Wirehouse firms are getting hammered from every direction in the competition to attract high-net-worth investors, says a new report from the financial services industry research firm Cerulli.
While the high-net-worth market share of wirehouses slipped to 45% from a peak of 56% in 2007, and is projected to fall to 42% by 2014, both of the industry segments with which wirehouses compete in this space—traditional private client groups and multifamily offices—have momentum on their side.
In an interview with AdvisorOne, Cerulli senior analyst Robert Testa said his Boston-based firm, which has been tracking the high-net-worth market on an annual basis, has seen this trend in the making for some time, but this is the first year wirehouses have lost the No. 1 spot. The large full-service retail brokerage firms known as wirehouses, numbering just four today, include Bank of America Merrill Lynch, Morgan Stanley Smith Barney, Wells Fargo and UBS.
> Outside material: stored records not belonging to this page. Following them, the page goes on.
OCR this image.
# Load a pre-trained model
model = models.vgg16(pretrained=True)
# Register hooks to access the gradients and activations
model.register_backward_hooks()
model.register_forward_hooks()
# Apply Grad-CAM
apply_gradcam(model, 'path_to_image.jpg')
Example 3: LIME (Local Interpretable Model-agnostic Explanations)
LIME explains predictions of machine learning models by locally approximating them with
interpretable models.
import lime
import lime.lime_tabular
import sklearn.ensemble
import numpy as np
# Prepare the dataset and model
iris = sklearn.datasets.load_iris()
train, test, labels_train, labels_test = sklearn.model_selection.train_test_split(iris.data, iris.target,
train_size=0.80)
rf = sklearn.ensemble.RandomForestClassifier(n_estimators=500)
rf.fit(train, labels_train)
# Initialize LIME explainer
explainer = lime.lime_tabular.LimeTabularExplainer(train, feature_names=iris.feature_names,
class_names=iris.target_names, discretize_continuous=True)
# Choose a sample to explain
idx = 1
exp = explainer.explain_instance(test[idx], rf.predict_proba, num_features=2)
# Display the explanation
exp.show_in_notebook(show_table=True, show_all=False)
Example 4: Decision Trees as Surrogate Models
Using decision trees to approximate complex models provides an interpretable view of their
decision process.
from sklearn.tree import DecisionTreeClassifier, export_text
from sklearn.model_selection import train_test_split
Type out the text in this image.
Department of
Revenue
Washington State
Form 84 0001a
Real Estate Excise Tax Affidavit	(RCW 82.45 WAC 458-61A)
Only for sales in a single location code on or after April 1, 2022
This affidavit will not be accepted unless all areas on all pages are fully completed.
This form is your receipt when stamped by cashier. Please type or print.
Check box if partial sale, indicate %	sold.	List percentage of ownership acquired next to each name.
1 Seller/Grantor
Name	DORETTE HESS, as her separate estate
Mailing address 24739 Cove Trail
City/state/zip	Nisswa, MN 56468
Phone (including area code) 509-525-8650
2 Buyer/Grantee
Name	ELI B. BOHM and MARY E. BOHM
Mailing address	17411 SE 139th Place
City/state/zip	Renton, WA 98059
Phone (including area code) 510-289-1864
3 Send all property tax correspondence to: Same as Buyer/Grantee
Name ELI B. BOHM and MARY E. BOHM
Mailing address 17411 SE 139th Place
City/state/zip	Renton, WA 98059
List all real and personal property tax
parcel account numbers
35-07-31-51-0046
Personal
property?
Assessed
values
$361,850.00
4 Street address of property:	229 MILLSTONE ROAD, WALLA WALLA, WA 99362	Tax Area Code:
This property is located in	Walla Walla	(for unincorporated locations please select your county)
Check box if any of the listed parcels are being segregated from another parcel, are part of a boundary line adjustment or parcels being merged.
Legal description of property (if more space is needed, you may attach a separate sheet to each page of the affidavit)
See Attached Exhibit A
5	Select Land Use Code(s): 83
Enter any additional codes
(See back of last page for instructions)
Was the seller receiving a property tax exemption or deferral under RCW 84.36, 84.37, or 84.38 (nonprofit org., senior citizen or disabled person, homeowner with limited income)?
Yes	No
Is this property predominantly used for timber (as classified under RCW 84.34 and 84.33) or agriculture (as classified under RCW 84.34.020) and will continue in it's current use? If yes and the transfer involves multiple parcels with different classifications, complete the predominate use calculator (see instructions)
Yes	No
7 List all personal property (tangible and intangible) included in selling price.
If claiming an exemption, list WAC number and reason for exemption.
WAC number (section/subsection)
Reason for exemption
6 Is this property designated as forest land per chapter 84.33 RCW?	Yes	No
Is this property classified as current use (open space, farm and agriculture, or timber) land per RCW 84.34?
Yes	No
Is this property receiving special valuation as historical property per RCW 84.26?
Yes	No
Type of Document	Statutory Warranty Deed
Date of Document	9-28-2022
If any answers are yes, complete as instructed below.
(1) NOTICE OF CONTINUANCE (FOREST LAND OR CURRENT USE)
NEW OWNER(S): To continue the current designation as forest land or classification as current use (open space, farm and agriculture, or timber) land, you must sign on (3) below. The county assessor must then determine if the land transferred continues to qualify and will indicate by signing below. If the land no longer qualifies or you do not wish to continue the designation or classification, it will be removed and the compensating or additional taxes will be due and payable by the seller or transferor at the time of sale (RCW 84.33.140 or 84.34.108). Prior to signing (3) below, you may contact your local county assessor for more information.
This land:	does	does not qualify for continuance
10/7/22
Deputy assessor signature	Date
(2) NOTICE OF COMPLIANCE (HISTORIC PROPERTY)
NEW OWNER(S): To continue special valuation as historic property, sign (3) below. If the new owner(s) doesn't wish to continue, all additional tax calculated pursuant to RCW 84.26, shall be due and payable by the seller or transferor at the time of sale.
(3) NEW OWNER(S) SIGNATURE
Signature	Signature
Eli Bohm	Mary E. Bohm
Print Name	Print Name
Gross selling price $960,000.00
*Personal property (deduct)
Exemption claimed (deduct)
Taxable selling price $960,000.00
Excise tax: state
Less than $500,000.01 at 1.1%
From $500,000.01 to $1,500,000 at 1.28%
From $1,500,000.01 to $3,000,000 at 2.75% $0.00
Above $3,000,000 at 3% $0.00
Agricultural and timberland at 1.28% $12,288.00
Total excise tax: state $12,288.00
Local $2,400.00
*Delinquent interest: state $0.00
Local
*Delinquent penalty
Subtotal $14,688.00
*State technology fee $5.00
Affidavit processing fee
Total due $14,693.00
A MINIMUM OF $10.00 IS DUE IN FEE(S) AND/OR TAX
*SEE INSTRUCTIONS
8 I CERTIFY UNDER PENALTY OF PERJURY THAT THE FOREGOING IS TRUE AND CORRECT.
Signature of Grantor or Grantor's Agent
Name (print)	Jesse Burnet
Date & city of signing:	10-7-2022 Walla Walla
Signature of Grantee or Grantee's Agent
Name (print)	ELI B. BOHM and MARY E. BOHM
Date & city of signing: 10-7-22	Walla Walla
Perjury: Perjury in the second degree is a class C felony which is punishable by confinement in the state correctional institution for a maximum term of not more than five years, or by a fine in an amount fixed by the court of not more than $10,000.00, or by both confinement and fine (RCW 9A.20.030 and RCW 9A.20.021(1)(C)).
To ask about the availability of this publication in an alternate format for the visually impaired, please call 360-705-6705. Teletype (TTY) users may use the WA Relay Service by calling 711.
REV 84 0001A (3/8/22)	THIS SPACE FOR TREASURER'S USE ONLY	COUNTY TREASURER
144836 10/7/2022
By year-end 2010, traditional private client groups—a class that Testa says includes whiteshoe firms like Goldman Sachs, Credit Suisse, BNY Mellon and Bessemer Trust—reached 47% of high-net-worth assets; Cerulli projects the segment’s market share will reach 49% by 2014.
Meanwhile, multifamily offices, starting from a small base, have seen the most rapid growth. These firms, many of them owned by large banking institutions but independently managed, more than doubled their assets from 2005 to 2010 and grew at an 18% rate in 2010. GenSpring (owned by SunTrust), Convergent Wealth Advisors (owned by Citi National Bank) and Hawthorn (owned by PNC) are prominent firms in the multifamily office space.
Testa said it wouldn’t be easy for wirehouses to reverse a trend fueled by technology and market changes, and accelerated by the financial crisis.
“Being a wirehouse does not give you any kind intrinsic advantage,” the Cerulli analyst says. “HighTower can offer anything that a wirehouse offers.”